The first thing is, get educated. We recently published a book along with the New York Stock Exchange — which is not a Palo Alto Networks commercial by any stretch of the imagination — called “Navigating the Digital Age: The Definitive Cybersecurity Guide for Directors and Officers of Companies.” It’s a compilation of input we got from the government, from industry, etc. It’s a great tutorial.
Also, securityroundtable.org is a resource for officers of companies to figure out what are the best state-of-the-art questions to ask. Because often, CFOs, especially of non-high-tech companies, don’t have a good framework to even ask the right question. And the education part of this is key.
Secondly, companies should consider breaking out information security from the CIO organization so that a chief information security officer has a direct reporting relationship to the CFO. When you have a seat at the table for that function, you will get more visibility and transparency into the company’s risks.
Then you put that under an enterprise risk management framework, where it will get visibility to the audit committee, the rest of the board, and the management team.
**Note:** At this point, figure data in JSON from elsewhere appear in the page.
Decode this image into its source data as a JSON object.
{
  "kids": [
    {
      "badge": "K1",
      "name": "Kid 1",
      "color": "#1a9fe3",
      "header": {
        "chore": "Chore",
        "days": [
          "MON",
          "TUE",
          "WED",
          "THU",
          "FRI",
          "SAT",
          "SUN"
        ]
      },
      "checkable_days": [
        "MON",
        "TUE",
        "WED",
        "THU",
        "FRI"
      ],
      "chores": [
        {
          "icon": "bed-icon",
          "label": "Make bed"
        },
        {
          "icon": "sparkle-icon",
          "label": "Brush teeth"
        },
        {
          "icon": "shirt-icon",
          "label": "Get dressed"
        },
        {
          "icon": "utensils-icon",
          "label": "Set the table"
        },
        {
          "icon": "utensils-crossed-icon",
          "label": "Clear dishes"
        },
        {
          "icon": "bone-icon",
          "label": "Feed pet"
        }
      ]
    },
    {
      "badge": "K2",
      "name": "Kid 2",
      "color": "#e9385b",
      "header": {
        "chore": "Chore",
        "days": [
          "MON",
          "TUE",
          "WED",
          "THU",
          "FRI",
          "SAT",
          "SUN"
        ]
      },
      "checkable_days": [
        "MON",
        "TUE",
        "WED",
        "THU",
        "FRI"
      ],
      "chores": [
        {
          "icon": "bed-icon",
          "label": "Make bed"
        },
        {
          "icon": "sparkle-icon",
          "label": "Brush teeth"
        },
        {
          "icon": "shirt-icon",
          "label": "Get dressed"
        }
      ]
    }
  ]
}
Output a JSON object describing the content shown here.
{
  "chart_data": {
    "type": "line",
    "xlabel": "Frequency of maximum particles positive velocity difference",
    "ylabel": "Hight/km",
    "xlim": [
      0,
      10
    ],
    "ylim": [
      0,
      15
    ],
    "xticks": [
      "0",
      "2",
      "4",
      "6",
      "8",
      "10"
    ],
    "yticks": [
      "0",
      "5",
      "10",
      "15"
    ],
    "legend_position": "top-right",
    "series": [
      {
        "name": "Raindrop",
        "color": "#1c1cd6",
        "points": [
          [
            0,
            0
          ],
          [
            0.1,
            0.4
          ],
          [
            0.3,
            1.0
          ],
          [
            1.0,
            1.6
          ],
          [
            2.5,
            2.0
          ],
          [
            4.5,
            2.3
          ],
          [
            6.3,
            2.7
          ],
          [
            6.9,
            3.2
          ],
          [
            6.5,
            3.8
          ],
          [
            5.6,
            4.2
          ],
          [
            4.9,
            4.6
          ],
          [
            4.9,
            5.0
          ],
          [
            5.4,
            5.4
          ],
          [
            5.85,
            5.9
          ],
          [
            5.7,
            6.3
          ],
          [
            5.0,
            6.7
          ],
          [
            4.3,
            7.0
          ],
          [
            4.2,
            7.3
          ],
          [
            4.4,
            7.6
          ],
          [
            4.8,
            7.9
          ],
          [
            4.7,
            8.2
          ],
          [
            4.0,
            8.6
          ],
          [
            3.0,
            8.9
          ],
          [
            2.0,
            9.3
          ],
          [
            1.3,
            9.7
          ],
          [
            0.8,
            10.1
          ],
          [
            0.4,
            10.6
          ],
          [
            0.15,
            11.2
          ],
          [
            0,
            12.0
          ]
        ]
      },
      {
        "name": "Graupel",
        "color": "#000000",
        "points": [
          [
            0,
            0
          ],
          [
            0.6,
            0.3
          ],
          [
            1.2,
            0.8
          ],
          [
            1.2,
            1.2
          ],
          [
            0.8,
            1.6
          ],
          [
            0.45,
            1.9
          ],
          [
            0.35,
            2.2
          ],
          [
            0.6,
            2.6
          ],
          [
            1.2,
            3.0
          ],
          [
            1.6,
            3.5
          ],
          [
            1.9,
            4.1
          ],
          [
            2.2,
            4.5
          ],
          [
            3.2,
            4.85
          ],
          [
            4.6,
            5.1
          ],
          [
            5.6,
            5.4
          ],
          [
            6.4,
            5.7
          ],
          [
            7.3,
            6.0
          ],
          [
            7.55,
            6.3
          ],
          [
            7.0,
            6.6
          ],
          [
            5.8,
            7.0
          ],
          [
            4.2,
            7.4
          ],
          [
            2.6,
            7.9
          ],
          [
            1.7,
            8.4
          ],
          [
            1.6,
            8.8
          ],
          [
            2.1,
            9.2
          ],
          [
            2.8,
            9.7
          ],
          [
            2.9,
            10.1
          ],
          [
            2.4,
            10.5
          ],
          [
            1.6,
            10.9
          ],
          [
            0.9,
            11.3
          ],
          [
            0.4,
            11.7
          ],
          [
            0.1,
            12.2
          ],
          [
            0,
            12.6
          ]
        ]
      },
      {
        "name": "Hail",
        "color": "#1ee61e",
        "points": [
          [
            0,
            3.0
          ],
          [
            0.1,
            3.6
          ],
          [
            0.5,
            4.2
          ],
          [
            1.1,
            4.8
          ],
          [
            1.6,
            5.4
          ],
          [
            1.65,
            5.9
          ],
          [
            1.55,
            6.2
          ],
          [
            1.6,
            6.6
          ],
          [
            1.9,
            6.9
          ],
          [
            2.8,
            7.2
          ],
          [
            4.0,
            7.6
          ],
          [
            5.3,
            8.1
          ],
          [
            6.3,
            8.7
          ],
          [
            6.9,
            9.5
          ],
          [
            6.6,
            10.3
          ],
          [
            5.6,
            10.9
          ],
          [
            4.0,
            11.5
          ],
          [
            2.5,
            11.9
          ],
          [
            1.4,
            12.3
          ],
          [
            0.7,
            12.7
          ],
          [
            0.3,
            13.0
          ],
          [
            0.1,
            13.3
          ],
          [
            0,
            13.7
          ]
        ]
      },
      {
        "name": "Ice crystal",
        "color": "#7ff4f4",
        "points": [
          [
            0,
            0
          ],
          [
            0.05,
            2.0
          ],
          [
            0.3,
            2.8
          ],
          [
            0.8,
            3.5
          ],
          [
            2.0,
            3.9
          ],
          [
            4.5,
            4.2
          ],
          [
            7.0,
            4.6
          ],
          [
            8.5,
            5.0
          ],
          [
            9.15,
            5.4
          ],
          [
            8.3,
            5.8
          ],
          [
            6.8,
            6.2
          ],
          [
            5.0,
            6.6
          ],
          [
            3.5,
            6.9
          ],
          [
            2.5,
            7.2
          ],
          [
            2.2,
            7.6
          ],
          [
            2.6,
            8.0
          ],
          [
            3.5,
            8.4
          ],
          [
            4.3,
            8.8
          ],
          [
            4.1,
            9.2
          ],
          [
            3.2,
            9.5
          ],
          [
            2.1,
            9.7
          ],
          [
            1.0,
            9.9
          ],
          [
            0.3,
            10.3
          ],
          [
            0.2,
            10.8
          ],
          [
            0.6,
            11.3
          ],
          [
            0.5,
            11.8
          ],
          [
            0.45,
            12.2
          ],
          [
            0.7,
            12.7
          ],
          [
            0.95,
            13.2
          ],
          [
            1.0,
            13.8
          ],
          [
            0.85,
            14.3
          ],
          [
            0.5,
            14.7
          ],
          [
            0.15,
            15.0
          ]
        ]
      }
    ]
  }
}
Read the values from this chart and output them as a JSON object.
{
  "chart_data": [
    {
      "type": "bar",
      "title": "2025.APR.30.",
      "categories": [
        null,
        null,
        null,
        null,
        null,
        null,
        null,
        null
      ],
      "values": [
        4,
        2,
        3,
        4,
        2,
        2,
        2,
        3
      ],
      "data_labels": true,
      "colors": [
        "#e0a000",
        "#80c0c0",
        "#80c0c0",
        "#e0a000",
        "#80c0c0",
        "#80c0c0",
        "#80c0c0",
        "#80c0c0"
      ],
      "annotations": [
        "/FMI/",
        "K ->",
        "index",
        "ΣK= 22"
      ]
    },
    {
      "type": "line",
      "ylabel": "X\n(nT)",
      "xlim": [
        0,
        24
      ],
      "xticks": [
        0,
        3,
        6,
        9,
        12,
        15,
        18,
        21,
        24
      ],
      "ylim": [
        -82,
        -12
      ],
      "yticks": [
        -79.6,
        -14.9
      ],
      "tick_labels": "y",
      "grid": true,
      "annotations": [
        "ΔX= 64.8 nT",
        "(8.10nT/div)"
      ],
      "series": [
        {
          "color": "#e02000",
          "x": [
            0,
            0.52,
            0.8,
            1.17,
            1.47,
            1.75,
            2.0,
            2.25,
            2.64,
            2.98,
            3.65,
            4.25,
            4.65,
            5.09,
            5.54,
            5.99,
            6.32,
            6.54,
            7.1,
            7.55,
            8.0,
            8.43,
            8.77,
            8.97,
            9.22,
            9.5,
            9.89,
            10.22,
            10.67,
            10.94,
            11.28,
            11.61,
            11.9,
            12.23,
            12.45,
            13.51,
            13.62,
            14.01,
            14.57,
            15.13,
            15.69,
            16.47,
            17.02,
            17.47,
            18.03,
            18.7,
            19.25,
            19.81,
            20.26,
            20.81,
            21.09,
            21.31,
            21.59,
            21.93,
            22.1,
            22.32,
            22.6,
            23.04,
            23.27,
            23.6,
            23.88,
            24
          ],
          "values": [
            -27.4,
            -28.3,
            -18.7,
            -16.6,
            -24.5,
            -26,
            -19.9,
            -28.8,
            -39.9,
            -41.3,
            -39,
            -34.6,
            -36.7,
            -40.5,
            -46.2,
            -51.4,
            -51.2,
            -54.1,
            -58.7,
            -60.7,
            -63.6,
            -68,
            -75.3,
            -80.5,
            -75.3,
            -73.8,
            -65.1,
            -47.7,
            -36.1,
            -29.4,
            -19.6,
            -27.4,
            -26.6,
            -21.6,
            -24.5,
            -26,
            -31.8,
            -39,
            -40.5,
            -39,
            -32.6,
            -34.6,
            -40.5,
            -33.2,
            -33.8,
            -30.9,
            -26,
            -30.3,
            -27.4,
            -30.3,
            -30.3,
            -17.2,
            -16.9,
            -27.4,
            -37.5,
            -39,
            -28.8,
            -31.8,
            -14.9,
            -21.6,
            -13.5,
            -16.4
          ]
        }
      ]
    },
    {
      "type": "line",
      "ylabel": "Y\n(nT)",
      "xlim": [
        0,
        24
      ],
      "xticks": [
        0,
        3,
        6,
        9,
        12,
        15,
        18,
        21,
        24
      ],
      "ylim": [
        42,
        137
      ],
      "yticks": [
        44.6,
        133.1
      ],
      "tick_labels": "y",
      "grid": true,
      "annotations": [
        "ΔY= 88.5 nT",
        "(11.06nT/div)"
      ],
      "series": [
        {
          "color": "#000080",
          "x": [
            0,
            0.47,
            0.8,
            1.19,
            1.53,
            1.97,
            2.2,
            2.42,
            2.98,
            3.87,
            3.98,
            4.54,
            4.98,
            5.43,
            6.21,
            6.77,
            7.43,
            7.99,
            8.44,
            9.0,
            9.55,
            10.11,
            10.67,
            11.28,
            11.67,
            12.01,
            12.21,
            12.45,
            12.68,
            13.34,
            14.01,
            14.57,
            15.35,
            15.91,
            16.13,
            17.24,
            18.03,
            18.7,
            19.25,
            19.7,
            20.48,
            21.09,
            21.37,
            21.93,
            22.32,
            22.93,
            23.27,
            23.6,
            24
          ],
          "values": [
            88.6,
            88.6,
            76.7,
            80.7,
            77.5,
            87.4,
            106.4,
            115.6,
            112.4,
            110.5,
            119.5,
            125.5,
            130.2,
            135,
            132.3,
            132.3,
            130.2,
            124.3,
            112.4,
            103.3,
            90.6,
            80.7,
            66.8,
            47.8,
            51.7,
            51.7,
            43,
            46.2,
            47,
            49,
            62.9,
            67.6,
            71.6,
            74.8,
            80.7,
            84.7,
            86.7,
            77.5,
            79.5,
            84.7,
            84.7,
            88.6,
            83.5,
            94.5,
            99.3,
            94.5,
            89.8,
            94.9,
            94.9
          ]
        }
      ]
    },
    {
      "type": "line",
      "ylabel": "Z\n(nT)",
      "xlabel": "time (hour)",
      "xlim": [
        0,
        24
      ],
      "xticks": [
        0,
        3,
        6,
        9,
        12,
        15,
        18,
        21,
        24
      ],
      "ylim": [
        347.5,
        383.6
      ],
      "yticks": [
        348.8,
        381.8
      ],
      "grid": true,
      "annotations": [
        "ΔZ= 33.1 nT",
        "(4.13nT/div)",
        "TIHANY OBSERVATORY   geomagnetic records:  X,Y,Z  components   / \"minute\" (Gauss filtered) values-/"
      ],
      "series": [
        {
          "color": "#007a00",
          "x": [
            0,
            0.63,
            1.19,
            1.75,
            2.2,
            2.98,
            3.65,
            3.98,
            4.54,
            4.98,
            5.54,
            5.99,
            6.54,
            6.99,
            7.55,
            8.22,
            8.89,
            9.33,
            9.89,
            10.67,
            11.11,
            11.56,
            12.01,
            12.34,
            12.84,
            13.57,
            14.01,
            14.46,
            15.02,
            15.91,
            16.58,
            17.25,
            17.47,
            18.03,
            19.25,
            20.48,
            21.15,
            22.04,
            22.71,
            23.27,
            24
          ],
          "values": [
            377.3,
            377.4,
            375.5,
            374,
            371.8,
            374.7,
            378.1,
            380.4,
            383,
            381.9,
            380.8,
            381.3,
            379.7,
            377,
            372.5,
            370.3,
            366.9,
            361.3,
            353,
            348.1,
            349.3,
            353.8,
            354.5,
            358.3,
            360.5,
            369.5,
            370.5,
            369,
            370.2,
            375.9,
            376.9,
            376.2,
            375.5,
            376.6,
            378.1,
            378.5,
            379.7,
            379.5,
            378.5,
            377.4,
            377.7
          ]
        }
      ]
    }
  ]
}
That’s a way that CFOs can get up to speed and then have a good base of understanding from which to make decisions.
But can most CFOs ever expect to become truly confident about security, since it’s not their chief bailiwick?
Well, cybersecurity is not an IT issue anymore. It’s a business issue. A breach impacts the company’s reputation, the customer experience, and ultimately sales and profits. And if you think thematically about what’s happened with the CFO role over time, if a CFO wants to be a valued member of an organization, he or she needs to broaden the aperture around [his or her] roles and responsibilities.
As the CFO of a security company, which presumably has a lot of in-house expertise, do you spend perhaps less time addressing internal security than you would if you were with a different kind of company?
No, I spend a lot of time on our internal security. As a security company, we have to be nailed on that.
Do you spend any time with the CFOs of customers?
I’m the executive sponsor on a handful of critical accounts. On a quarterly basis, I’m in touch with an executive of the customer in order to understand how the account is doing and whether there are any issues. It could be the CIO, the chief information security officer, or the CFO. Everyone on our executive team who reports to the CEO is responsible for at least a handful of customers as an executive sponsor.
Even, say, the head of human resources?
Can you get into detailed discussions with potential customers on the technology of your products?
I need to be able to articulate the value proposition and get to a certain level of detail, but not to a level where I can sit down with a customer’s network engineer and go through the code or the bugs we’re working through.
One thing I do is spend a small portion of my time each quarter with our engineering and product management teams. That really helps me understand the value and business drivers we’re creating. In the technology world, you have to be facile and knowledgeable about how the company’s products are positioned.
For example, for our new chassis-based product, I was helpful to the sales organization, getting on a call with a CFO at a very large company and talking in CFO language about the product’s value proposition. If I hadn’t spent that time with engineering and product management, I wouldn’t have been able to do that as well as I did. And ultimately we were successful in acquiring that customer.